CATANZARO –  In una nota don Marcello Cozzi, vicepresidente di “Libera”, lancia un appello a denunciare fenomeni di usura che sempre piu’ si verificano in

Calabria. “La ‘ndrangheta – scrive – sta strangolando la Calabria ormai sempre piu’ anche con l’usura; e in assoluto silenzio.

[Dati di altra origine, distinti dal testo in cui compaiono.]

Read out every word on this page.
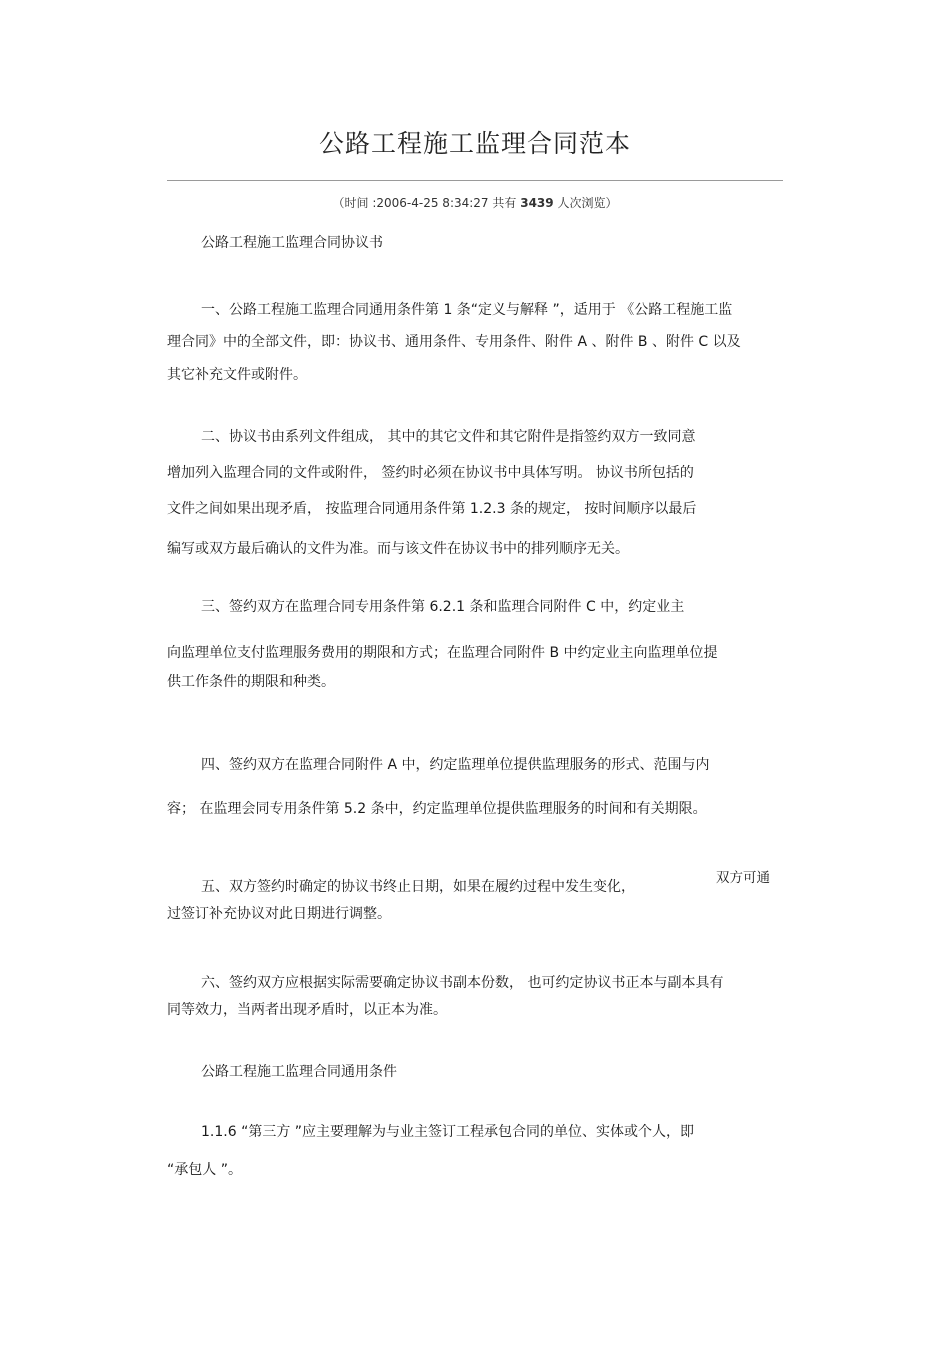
公路工程施工监理合同范本
（时间 :2006-4-25 8:34:27 共有 3439 人次浏览）
公路工程施工监理合同协议书
一、公路工程施工监理合同通用条件第 1 条“定义与解释 ”，适用于 《公路工程施工监
理合同》中的全部文件，即：协议书、通用条件、专用条件、附件 A 、附件 B 、附件 C 以及
其它补充文件或附件。
二、协议书由系列文件组成， 其中的其它文件和其它附件是指签约双方一致同意
增加列入监理合同的文件或附件， 签约时必须在协议书中具体写明。 协议书所包括的
文件之间如果出现矛盾， 按监理合同通用条件第 1.2.3 条的规定， 按时间顺序以最后
编写或双方最后确认的文件为准。而与该文件在协议书中的排列顺序无关。
三、签约双方在监理合同专用条件第 6.2.1 条和监理合同附件 C 中，约定业主
向监理单位支付监理服务费用的期限和方式；在监理合同附件 B 中约定业主向监理单位提
供工作条件的期限和种类。
四、签约双方在监理合同附件 A 中，约定监理单位提供监理服务的形式、范围与内
容； 在监理会同专用条件第 5.2 条中，约定监理单位提供监理服务的时间和有关期限。
五、双方签约时确定的协议书终止日期，如果在履约过程中发生变化，
双方可通
过签订补充协议对此日期进行调整。
六、签约双方应根据实际需要确定协议书副本份数， 也可约定协议书正本与副本具有
同等效力，当两者出现矛盾时，以正本为准。
公路工程施工监理合同通用条件
1.1.6 “第三方 ”应主要理解为与业主签订工程承包合同的单位、实体或个人，即
“承包人 ”。
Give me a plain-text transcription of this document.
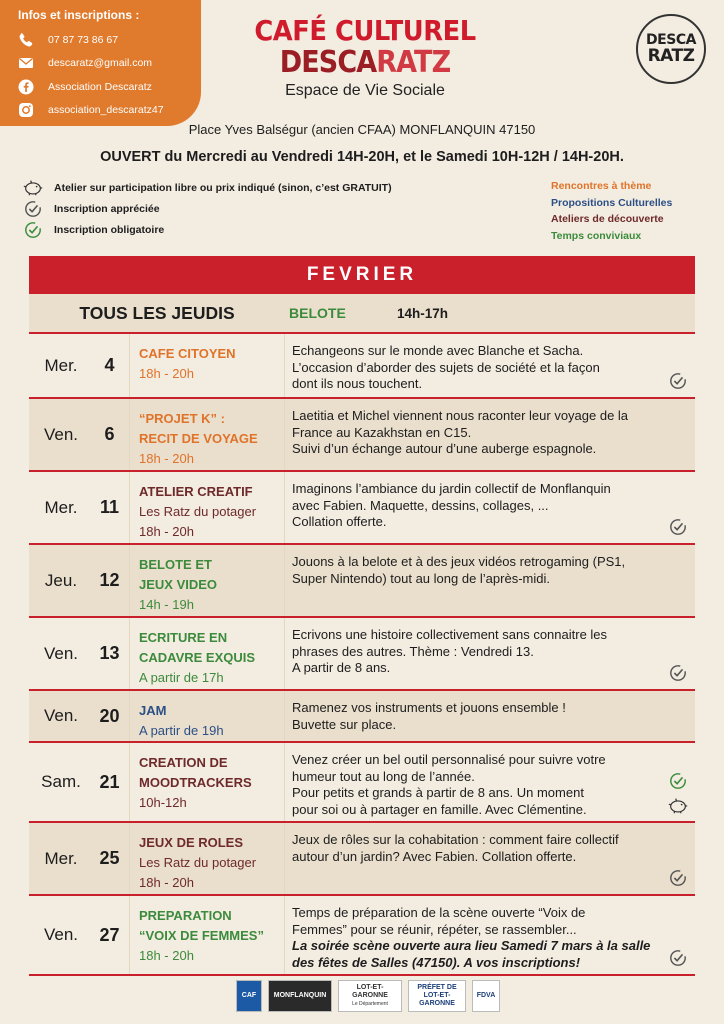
Infos et inscriptions :
07 87 73 86 67
descaratz@gmail.com
Association Descaratz
association_descaratz47
CAFÉ CULTUREL
DESCARATZ
Espace de Vie Sociale
DESCA
RATZ
Place Yves Balségur (ancien CFAA) MONFLANQUIN 47150
OUVERT du Mercredi au Vendredi 14H-20H, et le Samedi 10H-12H / 14H-20H.
Atelier sur participation libre ou prix indiqué (sinon, c’est GRATUIT)
Inscription appréciée
Inscription obligatoire
Rencontres à thème
Propositions Culturelles
Ateliers de découverte
Temps conviviaux
FEVRIER
TOUS LES JEUDIS	BELOTE	14h-17h
Mer.	4
CAFE CITOYEN
18h - 20h
Echangeons sur le monde avec Blanche et Sacha.
L’occasion d’aborder des sujets de société et la façon
dont ils nous touchent.
Ven.	6
“PROJET K” :
RECIT DE VOYAGE
18h - 20h
Laetitia et Michel viennent nous raconter leur voyage de la
France au Kazakhstan en C15.
Suivi d’un échange autour d’une auberge espagnole.
Mer.	11
ATELIER CREATIF
Les Ratz du potager
18h - 20h
Imaginons l’ambiance du jardin collectif de Monflanquin
avec Fabien. Maquette, dessins, collages, ...
Collation offerte.
Jeu.	12
BELOTE ET
JEUX VIDEO
14h - 19h
Jouons à la belote et à des jeux vidéos retrogaming (PS1,
Super Nintendo) tout au long de l’après-midi.
Ven.	13
ECRITURE EN
CADAVRE EXQUIS
A partir de 17h
Ecrivons une histoire collectivement sans connaitre les
phrases des autres. Thème : Vendredi 13.
A partir de 8 ans.
Ven.	20	JAM
A partir de 19h
Ramenez vos instruments et jouons ensemble !
Buvette sur place.
Sam.	21
CREATION DE
MOODTRACKERS
10h-12h
Venez créer un bel outil personnalisé pour suivre votre
humeur tout au long de l’année.
Pour petits et grands à partir de 8 ans. Un moment
pour soi ou à partager en famille. Avec Clémentine.
Mer.	25
JEUX DE ROLES
Les Ratz du potager
18h - 20h
Jeux de rôles sur la cohabitation : comment faire collectif
autour d’un jardin? Avec Fabien. Collation offerte.
Ven.	27
PREPARATION
“VOIX DE FEMMES”
18h - 20h
Temps de préparation de la scène ouverte “Voix de
Femmes” pour se réunir, répéter, se rassembler...
La soirée scène ouverte aura lieu Samedi 7 mars à la salle des fêtes de Salles (47150). A vos inscriptions!
CAF	MONFLANQUIN
LOT-ET-GARONNE
Le Département
PRÉFET DE LOT-ET-GARONNE
FDVA
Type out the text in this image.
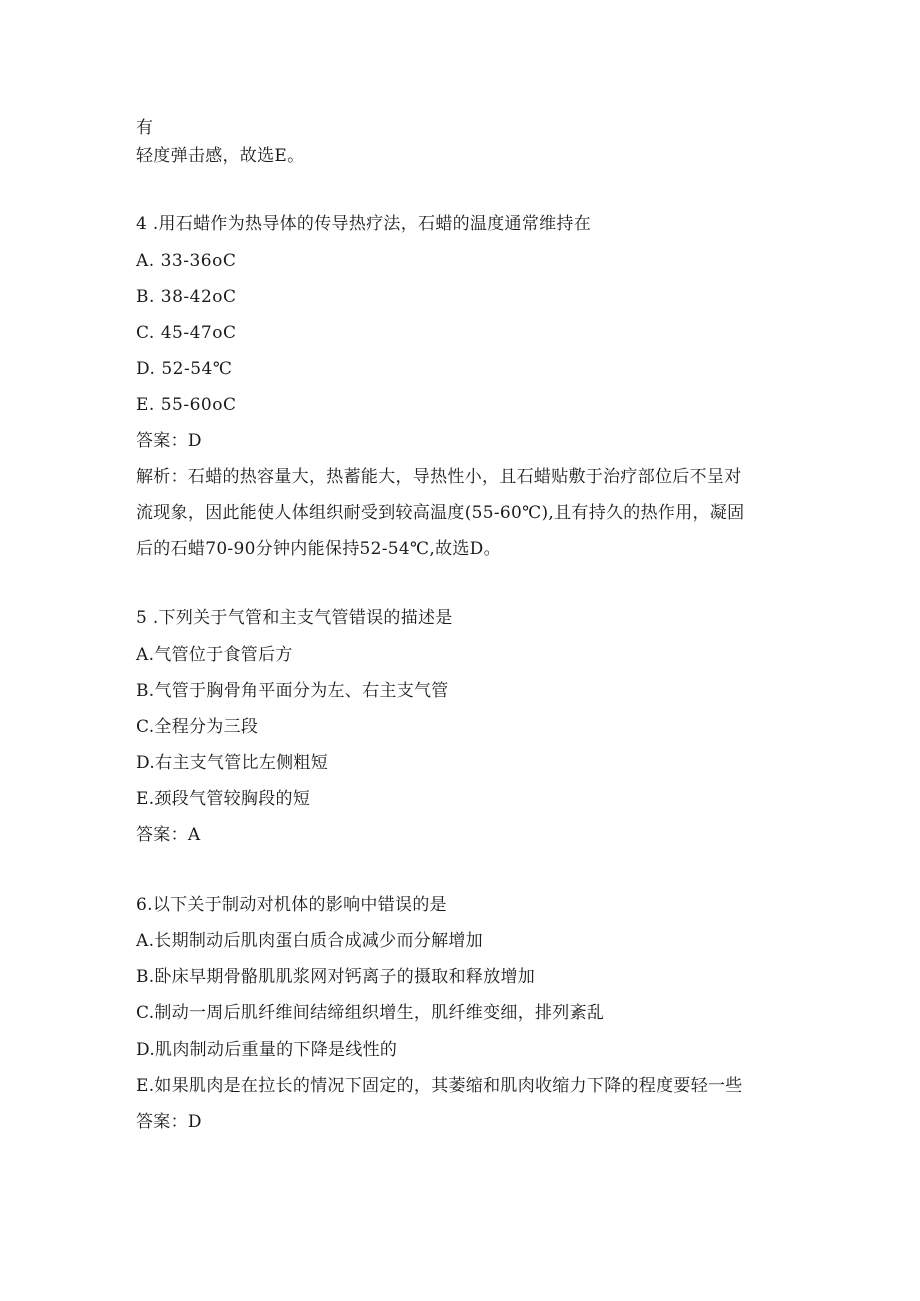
有
轻度弹击感，故选E。
4 .用石蜡作为热导体的传导热疗法，石蜡的温度通常维持在
A. 33-36oC
B. 38-42oC
C. 45-47oC
D. 52-54℃
E. 55-60oC
答案：D
解析：石蜡的热容量大，热蓄能大，导热性小，且石蜡贴敷于治疗部位后不呈对
流现象，因此能使人体组织耐受到较高温度(55-60℃),且有持久的热作用，凝固
后的石蜡70-90分钟内能保持52-54℃,故选D。
5 .下列关于气管和主支气管错误的描述是
A.气管位于食管后方
B.气管于胸骨角平面分为左、右主支气管
C.全程分为三段
D.右主支气管比左侧粗短
E.颈段气管较胸段的短
答案：A
6.以下关于制动对机体的影响中错误的是
A.长期制动后肌肉蛋白质合成减少而分解增加
B.卧床早期骨骼肌肌浆网对钙离子的摄取和释放增加
C.制动一周后肌纤维间结缔组织增生，肌纤维变细，排列紊乱
D.肌肉制动后重量的下降是线性的
E.如果肌肉是在拉长的情况下固定的，其萎缩和肌肉收缩力下降的程度要轻一些
答案：D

Invitiamo quei commercianti e quegli imprenditori che ancora vivono nell’abbraccio mortale dell’usura ‘ndranghetista ad uscire allo scoperto, a denunciare e a prendere coscienza che la ‘ndrangheta non uccide solo con le armi ma sempre piu’ anche con l’usura. Gli usurai non sono benefattori e qualunque sia il motivo e di chiunque siano la responsabilita’ delle proprie situazioni debitorie, chi presta soldi ad usura e’ sempre un criminale perche’ e’ un ladro di vita. Se poi a farlo sono uomini della
‘ndrangheta – conclude -come sempre piu’ viene fuori dalle ultime inchieste della magistratura calabrese, allora non si tratta solo di ladri di vita ma di assassini della speranza e della liberta’ di un’intera regione”.